Eine neue Art von Antidepressivum

In schweren Fällen kann Glutamat und nicht Serotonin der Schlüssel sein.

Eine neue Generation schnell wirkender Antidepressiva werde bald kommen, sagt John H. Krystal, Vorsitzender der Abteilung für Psychiatrie der Yale University School of Medicine.

In einem von der Brain & Behavior Foundation im Juni ausgestrahlten Webinar erklärte Krystal, wie die Grundlagenforschung in der Biologie von PTSD und Depression zu seiner Arbeit mit Ketamin führte, einem Medikament, das Glutamat und nicht Serotonin moduliert.

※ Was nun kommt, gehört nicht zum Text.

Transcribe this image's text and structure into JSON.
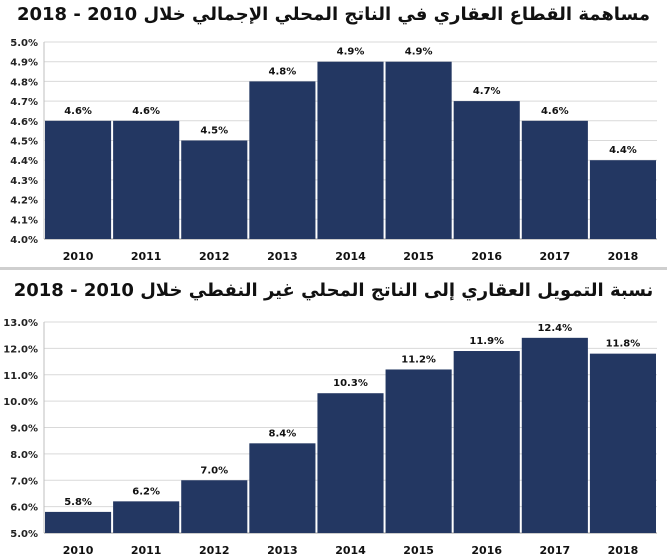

Ketamin „wirkt schnell, ist anti-suizidal und wirkt bei Menschen, die nicht auf andere Arten der Behandlung ansprechen“, sagte er.

Krystal begann Ende der achtziger Jahre mit der Erforschung von Ketamin, was zu Behandlungen gegen Schizophrenie und Alkoholismus führte. “Ketamin ist… die Spitze eines Eisbergs für eine möglicherweise völlig neue Generation pharmakologischer Ansätze … für Gemütsstörungen”, sagte er.

Der Hersteller einer Nasenspray-Version, Esketamin, hat die Food and Drug Administration gebeten, es als Behandlung für schwere Depressionen zu genehmigen. Wenn die Agentur zustimmt, wird Ketamin der erste zugelassene neue Wirkmechanismus zur Behandlung schwerer Depressionen seit Jahrzehnten sein.

Aber das Connecticut Mental Health Center in New Haven, eine Kooperation zwischen dem Staat und Yale, begann bereits vor Jahren mit Ketamin als Off-Label-Behandlung für schwere Depressionen.

Ärzte kennen Ketamin als intravenöses Anästhetikum, das am häufigsten bei Kindern und Tieren eingesetzt und als Party-Droge “Special K” missbraucht wird. Anfang der 1990er Jahre wurde klar, dass langsame Ketamin-Infusionen Suizidpatienten eine schnelle, aber kurze Erleichterung gaben.

Krystal wies darauf hin, dass Ketamin bei bipolaren Patienten besonders schnell wirken kann, und bietet Hoffnung für andere Gruppen, die Optionen benötigen: Menschen, die auf eine Elektrokrampfbehandlung nicht ansprechen, Menschen mit einer psychotischen Depression, Menschen mit starker Angst oder Unruhe oder Patienten mit starken Schmerzen.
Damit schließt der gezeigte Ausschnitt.